The agreement with OPPO also included the licensing of OnePlus.

Other smaller manufacturers like Meizu and Nubia are still in negotiations.

Seeing his politeness, Cheng Gang became wary: "Not at all, Mr. Ren, you're too kind. Our development of the brain-computer interface chip and our cooperation with Huawei are purely market-driven."

"It is an honor for us that Huawei, as one of the top mobile phone brands, can trust us and establish a cooperative relationship with us."

After receiving the samples from Kechuang Biotechnology, Hua Wei conducted tests in her own 2012 laboratory. The test results were astonishing, with an accuracy rate even higher than the 99% claimed by Kechuang Biotechnology.

More importantly, Kechuang Bio's brain-computer interface technology only requires about one hundred electrodes to collect brain nerve signals in a non-implantable way, which can accurately identify the brain's intention to the cursor.

After exchanging pleasantries with Cheng Gang for a while, Ren Yong said, "I heard that your company is in talks with foreign manufacturers about licensing its brain-computer interface patents?"

This information doesn't need to be kept secret. Cheng Gang said directly, "Recently, Samsung and Apple have both approached us, expressing their desire for us to provide samples for testing. They will then discuss cooperation methods based on the test results."

"You are also aware of Huawei's recent predicament. After America imposed a blockade on Huawei, Huawei's stockpiled chips are gradually being depleted."

"Next spring, Huawei's P series new phones will only be 4G models."

"Could the patent licensing of Kechuang Bio be temporarily blocked from foreign companies? Huawei is willing to pay a large sum of money for patent blocking."

According to Huawei, this is a rare monopolistic technology in China. If this technology can be reversed and the blockade is lifted, it can give Huawei mobile phones a certain advantage in the high-end brand market.

If we're just competing with domestic mobile phone brands in the high-end market, Huawei is confident that even its 4G models can hold their own.

Cheng Gang declined, saying, "We are a technology licensing company, not a manufacturer of brain-computer interface chips."

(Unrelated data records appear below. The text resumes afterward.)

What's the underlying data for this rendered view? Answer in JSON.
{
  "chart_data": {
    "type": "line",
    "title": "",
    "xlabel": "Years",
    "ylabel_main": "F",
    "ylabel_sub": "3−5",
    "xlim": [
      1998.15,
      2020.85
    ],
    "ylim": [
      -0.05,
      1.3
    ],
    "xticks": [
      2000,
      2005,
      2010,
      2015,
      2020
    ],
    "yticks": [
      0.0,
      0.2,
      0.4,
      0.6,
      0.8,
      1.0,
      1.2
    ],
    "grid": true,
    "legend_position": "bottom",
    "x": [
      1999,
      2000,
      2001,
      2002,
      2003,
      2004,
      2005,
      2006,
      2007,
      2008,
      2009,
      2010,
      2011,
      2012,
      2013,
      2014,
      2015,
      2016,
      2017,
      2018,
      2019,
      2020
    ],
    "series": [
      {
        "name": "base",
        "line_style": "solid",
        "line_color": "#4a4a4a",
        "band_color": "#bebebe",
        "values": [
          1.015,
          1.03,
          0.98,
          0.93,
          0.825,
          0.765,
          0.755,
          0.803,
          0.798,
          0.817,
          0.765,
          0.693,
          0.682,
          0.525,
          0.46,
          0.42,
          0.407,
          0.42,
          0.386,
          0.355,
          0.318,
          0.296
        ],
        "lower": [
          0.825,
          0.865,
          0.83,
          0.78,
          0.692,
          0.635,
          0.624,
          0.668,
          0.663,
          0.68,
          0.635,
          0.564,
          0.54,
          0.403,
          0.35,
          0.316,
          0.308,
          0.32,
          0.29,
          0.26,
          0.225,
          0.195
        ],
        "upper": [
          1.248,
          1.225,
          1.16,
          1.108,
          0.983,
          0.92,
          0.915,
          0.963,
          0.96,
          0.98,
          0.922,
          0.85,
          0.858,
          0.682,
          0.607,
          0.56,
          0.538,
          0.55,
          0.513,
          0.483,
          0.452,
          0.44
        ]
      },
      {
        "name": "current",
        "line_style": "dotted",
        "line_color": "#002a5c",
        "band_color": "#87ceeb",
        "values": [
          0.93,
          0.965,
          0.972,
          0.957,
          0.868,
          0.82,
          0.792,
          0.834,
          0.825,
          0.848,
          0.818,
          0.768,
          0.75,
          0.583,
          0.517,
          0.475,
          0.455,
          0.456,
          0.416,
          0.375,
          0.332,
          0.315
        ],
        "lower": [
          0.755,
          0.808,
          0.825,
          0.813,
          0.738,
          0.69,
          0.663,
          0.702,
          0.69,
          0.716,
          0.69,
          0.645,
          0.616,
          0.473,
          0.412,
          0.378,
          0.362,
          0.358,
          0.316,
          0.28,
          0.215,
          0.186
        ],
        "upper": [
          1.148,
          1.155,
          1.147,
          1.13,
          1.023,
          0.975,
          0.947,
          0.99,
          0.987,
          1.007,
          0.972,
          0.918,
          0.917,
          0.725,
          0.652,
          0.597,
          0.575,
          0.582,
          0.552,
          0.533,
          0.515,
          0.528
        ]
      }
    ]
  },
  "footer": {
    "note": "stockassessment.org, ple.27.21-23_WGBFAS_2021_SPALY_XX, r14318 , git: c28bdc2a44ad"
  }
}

"The brain-computer interface technology authorized by Kechuang Bio does not involve uploading data to a cloud database. It can only capture signals in your brain and cannot convert your brain's thoughts into memories or even images."

Furthermore, since you're constantly wearing a brain-computer interface (BCI) device to operate your phone, your brain is generating signals every second. The BCI device converts these neural signals into commands that a computer can recognize to operate the phone. This data is massive and unordered, so there's no need to store it.

Because there is no data storage and no issues related to data leakage, the R&D director of Kechuang Bio Suzhou even made a special trip to the Ministry of Industry and Information Technology to explain the brain-computer interface patent when it was being registered.

The history and speed of brain-computer interface technology development far exceed outside imagination.

As early as 1999, a research group led by Hunter Peckham at Case Western Reserve University in the United States had restored some hand motor function in Jim Jatich, a quadriplegic patient, using a 64-bit electroencephalogram.

This technology analyzes beta waves in electroencephalogram (EEG) signals to classify the patient's thoughts into two concepts: upward and downward, and then controls an external switch.

In addition, this technology can also enable patients to control a computer cursor and the neural controllers that drive their hands, thus restoring motor function to some extent.